August 24, 2019

INFERTILITY JOURNEY




This is a subject I was unsure I wanted to address. My story is a painful one to tell...like so many other wishful mama's who have dealt with, or who are currently dealing with, infertility...I really despise that word. What it really means is "you can't have the thing you desire most in this world. You can't feel that joy and love." I would not wish it on my worst enemy. The desire to be a mother, is stronger than any I have ever felt.  


Disappointment and heartache, are the two best words I can use to describe struggling with infertility. Many of us feel alone when we struggle to get pregnant. That's why I wanted to share my story. 

I had a son already, and I was so grateful for him, but I desperately wanted more. I wanted at least TWO more children. I love being a mother. I feel in my heart, that being a mother was what I was meant to be. What I was always missing, but I never knew it, until I had my first beautiful baby boy. His story was a miraculous one, which I will also share someday soon. 

My second son finally came along, but there were seven years between him and his older sibling. I did not seek medical intervention for my second child, but it took years of trying, and that was emotionally taxing to say the least. 

My husband and I knew right away, that we wanted to try for baby number three. After all, a woman is supposed to be the most fertile the first year after giving birth, so I was quite hopeful. Month after month, I took pregnancy test after pregnancy test, only to see those heartbreaking negative results.

 I finally decided to seek the help of an OB/GYN. My husband and I both had to be checked for any physical causes of infertility. There were none.  I was put on "Clomid", the drug that is supposed to force ovulation, bettering a woman's chances of getting pregnant. This involved monthly ultrasounds, and the side effects of the drug were awful. Fatigue, irritability, hot flashes, not to mention sleeplessness. After two failed rounds of Clomid, I also started "Ovidrel' injections. These injections go into the stomach, and boy do they sting (ouch!). I completed six rounds of this. Each month, wishing more than anything, that this would work for me. Still no baby.  

"Unexplained infertility" is what I was diagnosed with. Just great. Not only could I not get pregnant, the doctor could not tell me why. The question I asked, screamed, and cried every month. Why?...

Why does it seem like everyone around me is getting pregnant so easily? When will it be my turn? Why not me

I have spoken to several women who have also dealt with infertility, and their experience was similar. It seemed like every woman around them was getting pregnant, getting to experience that joy that they ached for. And then resentment sets in. You want to be happy for your friends or family who are pregnant, but you resent them. You are jealous. You feel a deep seeded rage that you are ashamed to admit you feel, (why them and not you?).  You stay silent, and smile and congratulate them, because you know people would judge you (unfairly), if you expressed these (totally normal) feelings. 

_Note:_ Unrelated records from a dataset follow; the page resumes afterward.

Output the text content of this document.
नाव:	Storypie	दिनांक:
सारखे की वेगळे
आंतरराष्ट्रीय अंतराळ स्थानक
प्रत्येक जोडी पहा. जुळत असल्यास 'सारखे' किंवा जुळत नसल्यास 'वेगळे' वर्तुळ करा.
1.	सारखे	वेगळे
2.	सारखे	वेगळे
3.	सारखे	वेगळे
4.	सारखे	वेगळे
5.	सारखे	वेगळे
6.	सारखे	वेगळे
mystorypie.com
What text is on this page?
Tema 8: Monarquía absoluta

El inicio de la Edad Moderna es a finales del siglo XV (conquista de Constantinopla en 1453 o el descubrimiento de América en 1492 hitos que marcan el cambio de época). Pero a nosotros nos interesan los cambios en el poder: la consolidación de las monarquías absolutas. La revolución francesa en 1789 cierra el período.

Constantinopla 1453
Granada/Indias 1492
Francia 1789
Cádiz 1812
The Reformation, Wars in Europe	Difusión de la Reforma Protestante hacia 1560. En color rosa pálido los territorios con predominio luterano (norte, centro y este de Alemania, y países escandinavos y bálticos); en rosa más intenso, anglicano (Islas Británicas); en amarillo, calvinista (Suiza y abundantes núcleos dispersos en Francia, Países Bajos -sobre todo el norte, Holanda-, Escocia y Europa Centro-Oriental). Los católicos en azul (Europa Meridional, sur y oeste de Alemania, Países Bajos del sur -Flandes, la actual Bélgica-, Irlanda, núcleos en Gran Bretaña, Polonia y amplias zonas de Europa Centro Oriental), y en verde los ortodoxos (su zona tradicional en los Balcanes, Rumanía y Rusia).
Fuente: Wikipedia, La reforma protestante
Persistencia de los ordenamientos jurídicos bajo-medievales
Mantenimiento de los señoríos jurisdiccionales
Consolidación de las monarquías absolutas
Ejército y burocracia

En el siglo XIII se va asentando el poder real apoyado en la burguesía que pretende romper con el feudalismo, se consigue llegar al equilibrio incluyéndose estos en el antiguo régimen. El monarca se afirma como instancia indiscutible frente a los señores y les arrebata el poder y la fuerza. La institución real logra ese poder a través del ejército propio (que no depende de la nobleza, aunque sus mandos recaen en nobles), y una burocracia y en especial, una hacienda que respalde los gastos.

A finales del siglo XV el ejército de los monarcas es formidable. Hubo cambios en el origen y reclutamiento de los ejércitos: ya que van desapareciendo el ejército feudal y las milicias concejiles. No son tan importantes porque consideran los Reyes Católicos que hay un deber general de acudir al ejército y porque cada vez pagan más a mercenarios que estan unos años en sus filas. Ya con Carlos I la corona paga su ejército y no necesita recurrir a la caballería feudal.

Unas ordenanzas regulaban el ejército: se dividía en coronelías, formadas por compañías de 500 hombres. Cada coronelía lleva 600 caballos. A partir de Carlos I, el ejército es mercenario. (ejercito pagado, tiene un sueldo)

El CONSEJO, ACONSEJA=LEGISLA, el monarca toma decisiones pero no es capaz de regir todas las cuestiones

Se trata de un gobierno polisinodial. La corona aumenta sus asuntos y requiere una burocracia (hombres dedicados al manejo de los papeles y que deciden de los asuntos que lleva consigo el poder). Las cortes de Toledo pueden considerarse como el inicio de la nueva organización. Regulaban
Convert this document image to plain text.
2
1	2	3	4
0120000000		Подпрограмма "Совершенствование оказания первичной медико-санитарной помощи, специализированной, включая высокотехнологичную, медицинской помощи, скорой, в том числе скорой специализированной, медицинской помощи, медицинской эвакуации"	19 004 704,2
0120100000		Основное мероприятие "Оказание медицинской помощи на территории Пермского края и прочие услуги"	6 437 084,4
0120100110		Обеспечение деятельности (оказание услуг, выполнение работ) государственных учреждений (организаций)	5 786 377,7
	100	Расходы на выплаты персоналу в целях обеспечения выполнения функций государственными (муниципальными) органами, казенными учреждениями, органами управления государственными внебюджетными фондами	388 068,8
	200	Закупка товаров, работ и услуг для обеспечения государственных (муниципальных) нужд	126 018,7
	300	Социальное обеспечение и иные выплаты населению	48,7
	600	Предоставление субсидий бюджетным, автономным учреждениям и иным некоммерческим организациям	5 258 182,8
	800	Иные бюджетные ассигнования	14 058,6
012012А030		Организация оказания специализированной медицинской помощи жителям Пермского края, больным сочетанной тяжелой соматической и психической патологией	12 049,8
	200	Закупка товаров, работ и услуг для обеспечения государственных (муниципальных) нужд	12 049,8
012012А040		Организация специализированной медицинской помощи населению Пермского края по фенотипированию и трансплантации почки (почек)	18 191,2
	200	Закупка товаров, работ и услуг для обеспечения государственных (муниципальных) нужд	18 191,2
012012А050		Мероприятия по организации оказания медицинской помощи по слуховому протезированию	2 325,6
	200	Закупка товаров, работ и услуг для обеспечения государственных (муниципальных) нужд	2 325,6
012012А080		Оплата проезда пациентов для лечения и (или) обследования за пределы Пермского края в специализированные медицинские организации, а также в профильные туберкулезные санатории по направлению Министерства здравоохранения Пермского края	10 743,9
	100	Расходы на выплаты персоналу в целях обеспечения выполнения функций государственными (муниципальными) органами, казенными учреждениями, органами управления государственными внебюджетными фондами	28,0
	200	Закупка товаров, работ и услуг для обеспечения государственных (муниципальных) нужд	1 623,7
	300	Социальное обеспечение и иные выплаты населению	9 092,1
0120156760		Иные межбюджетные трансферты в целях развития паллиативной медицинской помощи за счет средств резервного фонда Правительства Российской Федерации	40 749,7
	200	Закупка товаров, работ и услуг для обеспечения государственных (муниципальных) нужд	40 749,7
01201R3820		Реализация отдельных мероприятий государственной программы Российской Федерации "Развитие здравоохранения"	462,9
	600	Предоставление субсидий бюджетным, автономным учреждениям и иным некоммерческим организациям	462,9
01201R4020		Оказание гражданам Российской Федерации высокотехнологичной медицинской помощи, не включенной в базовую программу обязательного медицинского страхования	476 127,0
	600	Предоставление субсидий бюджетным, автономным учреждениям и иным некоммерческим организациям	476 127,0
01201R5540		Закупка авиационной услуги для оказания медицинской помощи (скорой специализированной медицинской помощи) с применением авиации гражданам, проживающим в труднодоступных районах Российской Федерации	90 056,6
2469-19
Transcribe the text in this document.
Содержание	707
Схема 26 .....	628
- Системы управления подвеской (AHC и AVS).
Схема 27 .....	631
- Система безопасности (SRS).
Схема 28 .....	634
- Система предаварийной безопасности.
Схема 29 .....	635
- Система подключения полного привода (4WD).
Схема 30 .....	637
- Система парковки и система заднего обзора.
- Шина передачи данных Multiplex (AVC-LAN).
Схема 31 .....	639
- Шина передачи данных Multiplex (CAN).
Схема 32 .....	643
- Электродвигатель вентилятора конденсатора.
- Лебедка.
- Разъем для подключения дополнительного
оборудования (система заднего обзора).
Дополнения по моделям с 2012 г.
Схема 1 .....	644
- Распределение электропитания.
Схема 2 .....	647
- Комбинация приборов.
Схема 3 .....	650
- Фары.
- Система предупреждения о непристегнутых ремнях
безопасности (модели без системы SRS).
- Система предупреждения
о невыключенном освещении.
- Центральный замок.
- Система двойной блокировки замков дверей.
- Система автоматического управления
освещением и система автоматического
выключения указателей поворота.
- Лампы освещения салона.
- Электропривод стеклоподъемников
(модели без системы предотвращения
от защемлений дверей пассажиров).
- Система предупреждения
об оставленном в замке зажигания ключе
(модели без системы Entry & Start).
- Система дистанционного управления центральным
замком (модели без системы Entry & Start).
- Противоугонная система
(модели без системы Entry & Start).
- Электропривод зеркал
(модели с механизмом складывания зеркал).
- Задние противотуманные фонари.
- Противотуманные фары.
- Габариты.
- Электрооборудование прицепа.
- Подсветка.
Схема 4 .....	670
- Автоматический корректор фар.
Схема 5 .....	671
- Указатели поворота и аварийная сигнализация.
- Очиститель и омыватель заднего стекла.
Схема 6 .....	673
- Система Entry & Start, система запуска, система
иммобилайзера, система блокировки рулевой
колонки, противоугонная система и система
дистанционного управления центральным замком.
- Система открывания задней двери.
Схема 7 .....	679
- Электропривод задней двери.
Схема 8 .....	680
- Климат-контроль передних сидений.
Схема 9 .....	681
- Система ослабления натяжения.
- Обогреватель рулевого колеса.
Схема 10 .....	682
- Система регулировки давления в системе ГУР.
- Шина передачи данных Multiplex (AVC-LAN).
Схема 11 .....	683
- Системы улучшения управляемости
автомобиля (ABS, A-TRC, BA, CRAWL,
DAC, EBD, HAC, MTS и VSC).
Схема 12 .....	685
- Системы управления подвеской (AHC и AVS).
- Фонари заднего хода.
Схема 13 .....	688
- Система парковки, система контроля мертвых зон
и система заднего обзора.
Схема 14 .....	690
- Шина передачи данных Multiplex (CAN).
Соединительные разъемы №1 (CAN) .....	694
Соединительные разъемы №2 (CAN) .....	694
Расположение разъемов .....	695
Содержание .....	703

It isn't fair. It should be you. 
No one truly understands these thoughts and feelings, except for someone who has been through it. If you are reading this, and this was you, I want to say, you are not a bad person! You are not selfish or horrible, you are normal

I gave up. And then, out of nowhere, five (long) years later, I became pregnant with my third baby boy! Now there is seven years apart from my first two children, and almost six years apart between my second two. I hate that they are so far apart in age, because they cannot relate to one another, but I try to appreciate that I get to experience three stages of childhood, all at the same time! What bothers me, is that people constantly comment on their years apart, and question me. As if I had planned it, and I must be some kind of crazy person. 

My babies came to me, when they were meant to.